Fuel prices affect everyone
NOVEMBER 13, 2007 (TUESDAY) – I was thinking about gasoline prices and wondering how much tax is included in the price of a gallon. In Texas, it is 38.4 cents. Fifteen states pay less, and 34 states pay more. The highest rate, 62.4 cents, is in California.
The charts I saw can be viewed here.
Aren’t you glad the lawmakers didn’t set a percentage rate per gallon instead of a flat tax per gallon? When gasoline was 87.9 cents per gallon not so long ago, the 38.4 cents tax amounted to 44% of the price. If that same percentage rate prevailed today, the tax included in $2.959 (a recent price) would be $1.30 per gallon, making the total price per gallon, $3.88. (Arithmetic accuracy not guaranteed).
I can almost hear someone saying, “s-h-h-h, don’t give them any ideas!”

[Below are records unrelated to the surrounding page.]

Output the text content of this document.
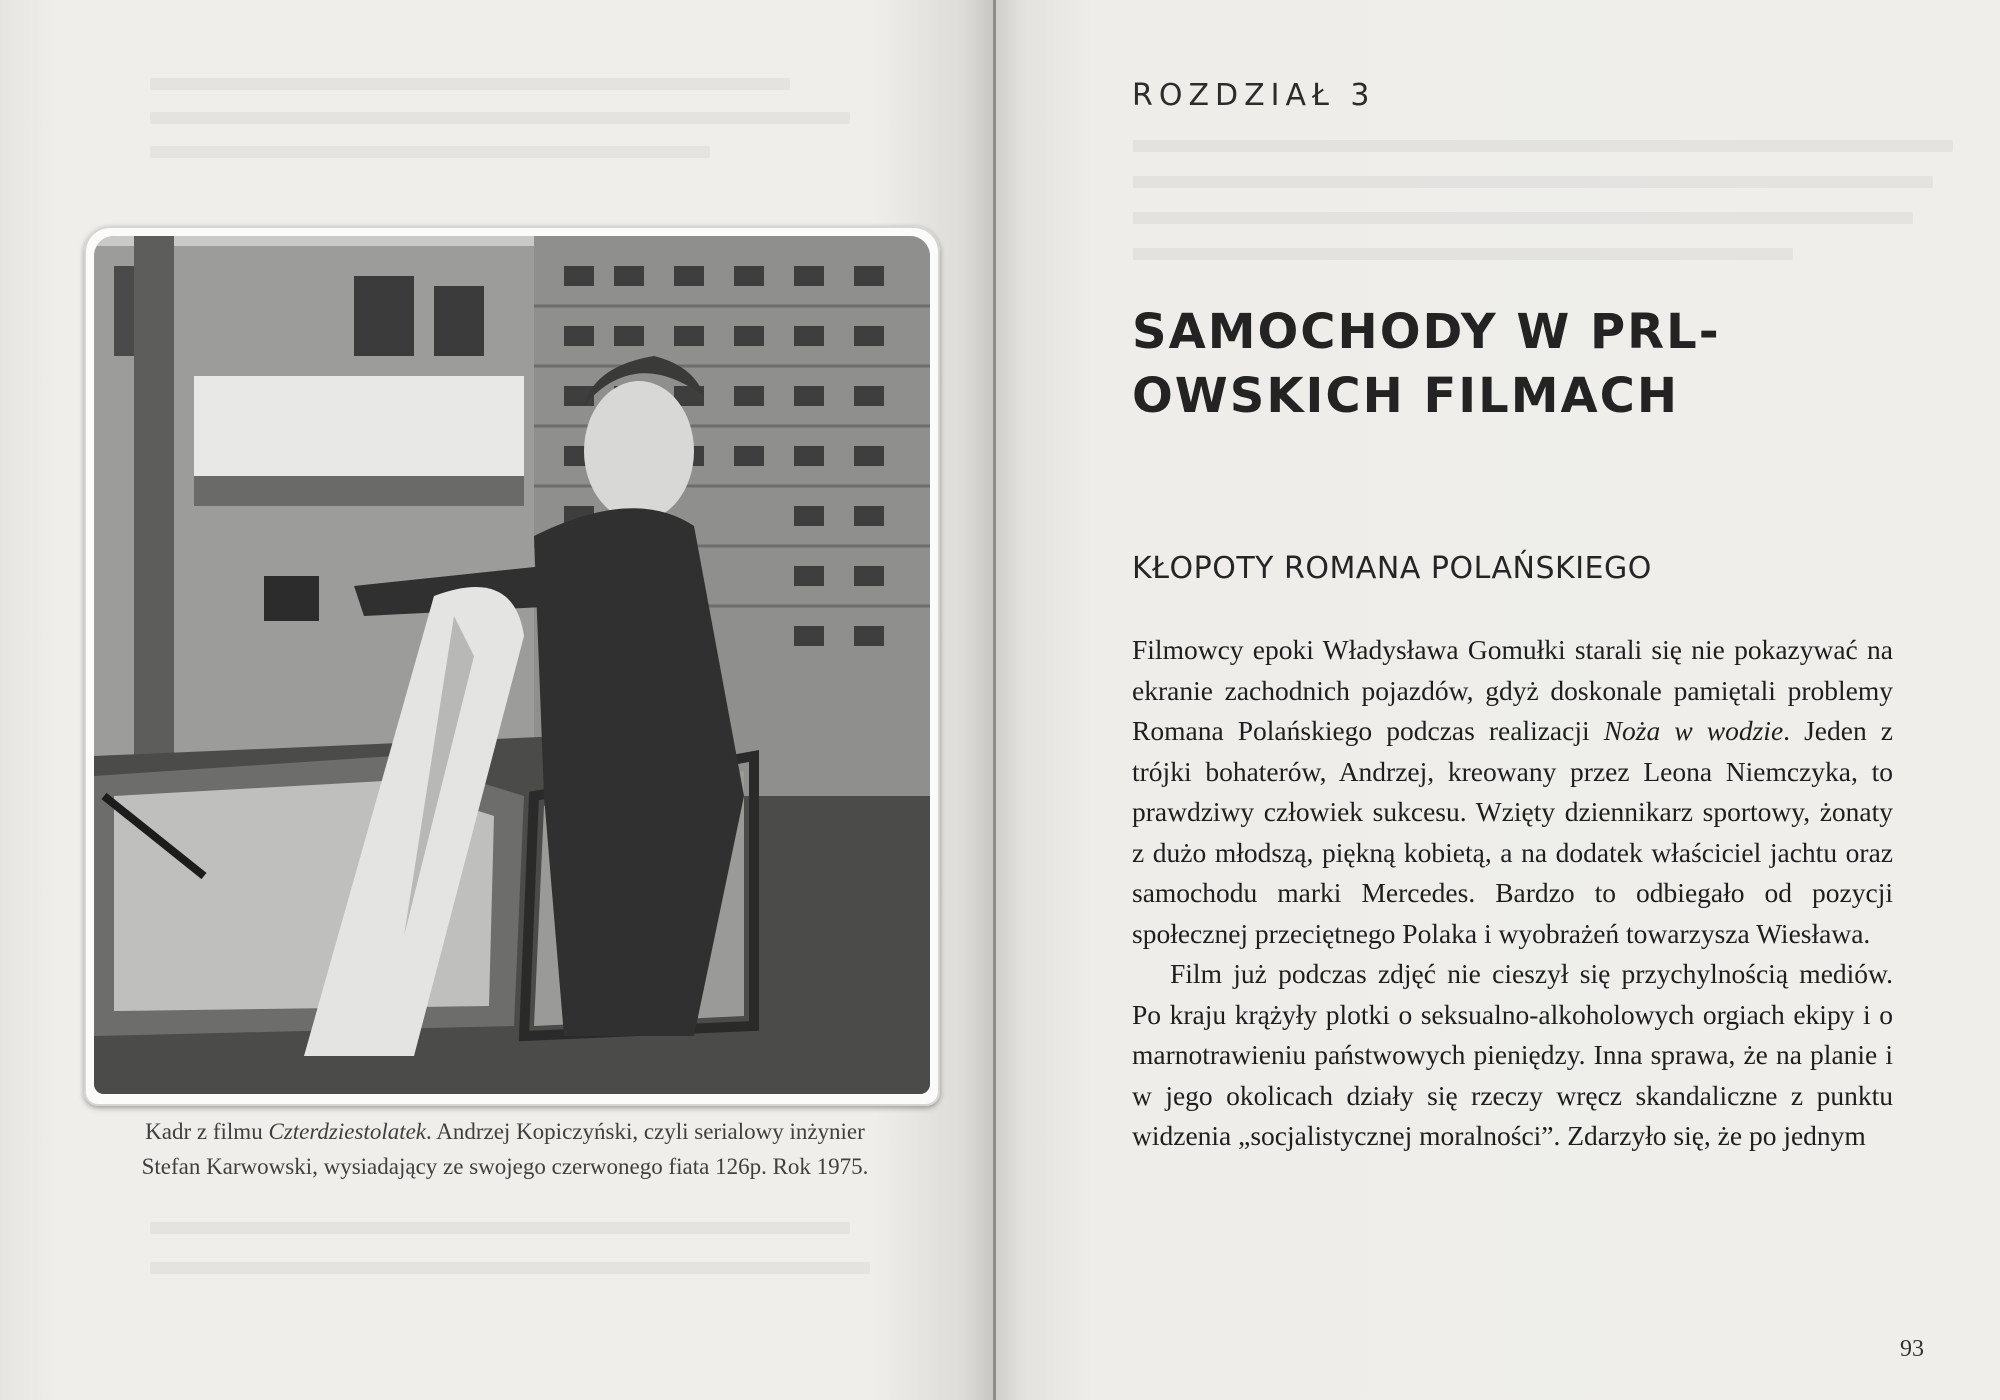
Kadr z filmu Czterdziestolatek. Andrzej Kopiczyński, czyli serialowy inżynier Stefan Karwowski, wysiadający ze swojego czerwonego fiata 126p. Rok 1975.
ROZDZIAŁ 3
SAMOCHODY W PRL-OWSKICH FILMACH
KŁOPOTY ROMANA POLAŃSKIEGO

Filmowcy epoki Władysława Gomułki starali się nie pokazywać na ekranie zachodnich pojazdów, gdyż doskonale pamiętali problemy Romana Polańskiego podczas realizacji Noża w wodzie. Jeden z trójki bohaterów, Andrzej, kreowany przez Leona Niemczyka, to prawdziwy człowiek sukcesu. Wzięty dziennikarz sportowy, żonaty z dużo młodszą, piękną kobietą, a na dodatek właściciel jachtu oraz samochodu marki Mercedes. Bardzo to odbiegało od pozycji społecznej przeciętnego Polaka i wyobrażeń towarzysza Wiesława.

Film już podczas zdjęć nie cieszył się przychylnością mediów. Po kraju krążyły plotki o seksualno-alkoholowych orgiach ekipy i o marnotrawieniu państwowych pieniędzy. Inna sprawa, że na planie i w jego okolicach działy się rzeczy wręcz skandaliczne z punktu widzenia „socjalistycznej moralności”. Zdarzyło się, że po jednym

93
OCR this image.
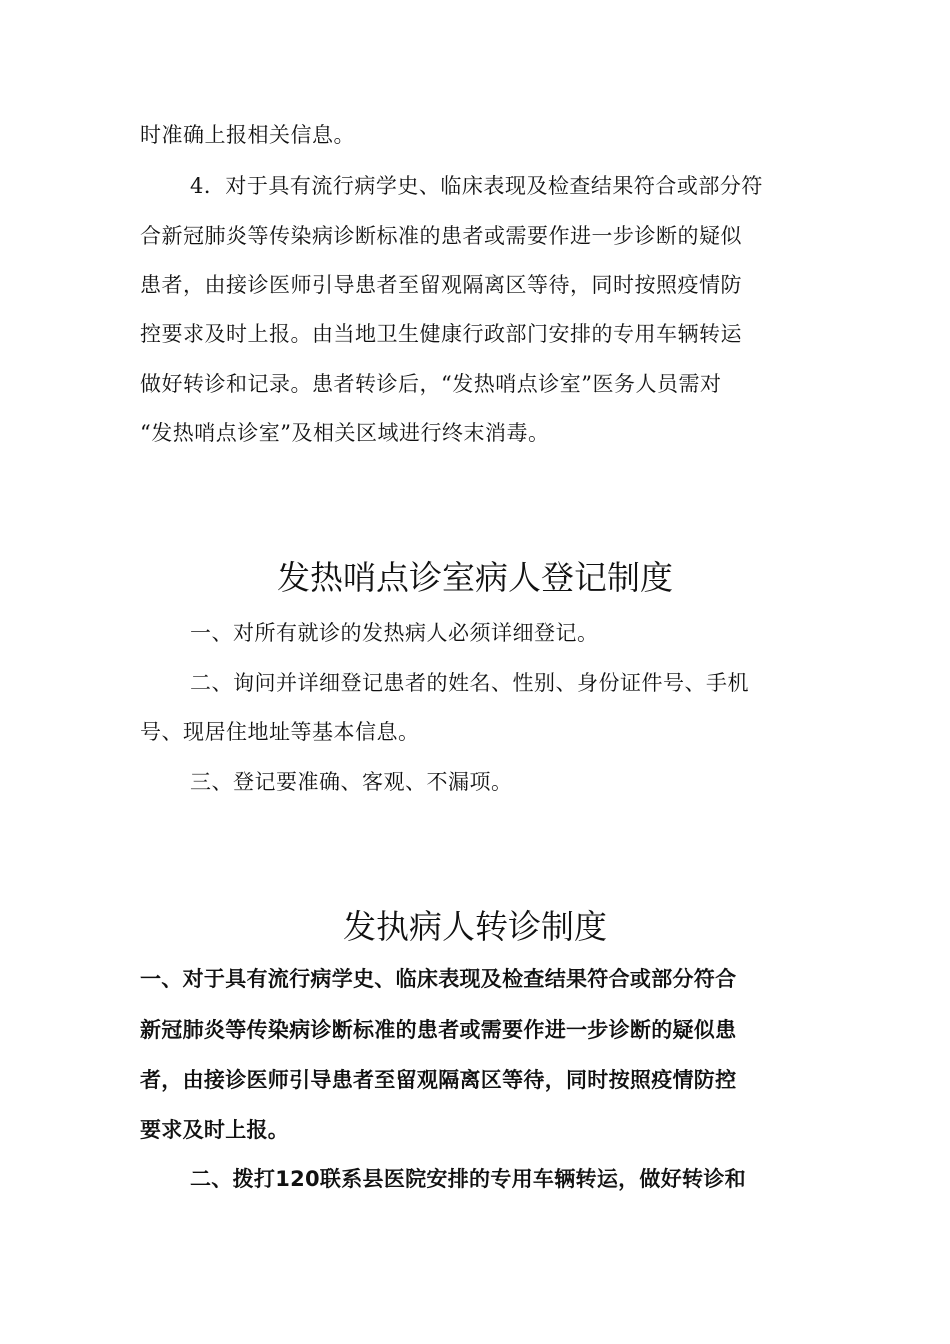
时准确上报相关信息。
4．对于具有流行病学史、临床表现及检查结果符合或部分符
合新冠肺炎等传染病诊断标准的患者或需要作进一步诊断的疑似
患者，由接诊医师引导患者至留观隔离区等待，同时按照疫情防
控要求及时上报。由当地卫生健康行政部门安排的专用车辆转运
做好转诊和记录。患者转诊后，“发热哨点诊室”医务人员需对
“发热哨点诊室”及相关区域进行终末消毒。
发热哨点诊室病人登记制度
一、对所有就诊的发热病人必须详细登记。
二、询问并详细登记患者的姓名、性别、身份证件号、手机
号、现居住地址等基本信息。
三、登记要准确、客观、不漏项。
发执病人转诊制度
一、对于具有流行病学史、临床表现及检查结果符合或部分符合
新冠肺炎等传染病诊断标准的患者或需要作进一步诊断的疑似患
者，由接诊医师引导患者至留观隔离区等待，同时按照疫情防控
要求及时上报。
二、拨打120联系县医院安排的专用车辆转运，做好转诊和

Oh, before you look for my profound solutions, let me make clear I don’t have any answers to all this. I’m just observing the situation. That’s the way some of us are – we think a lot but do less. I believe that we will not see the end of the price increases for fuel until they rise to much higher levels. That’s just my opinion. I don’t know why I think that, but neither do I know why the prices have increased as they have. I’m just thinking aloud.
I do know that fuel prices affect everyone, and those hurt the most are the people who quietly try to pay steadily rising prices with very meager fixed and unchanging incomes. Every month they learn to do without something else. They may not even drive automobiles, but everything they buy is affected by higher fuel costs and other inflation factors. The church receives some of its support from people who don’t have enough money to get by. Jesus observed a lady giving her last “penny” to the Temple Offering. He said she gave more than anyone else that day, because she gave sacrificially. As I read this story in the New Testament, the question comes to mind, “Who helped that lady get food on her table, without offending her dignity?” Should we Christians be concerned about such matters in 2007?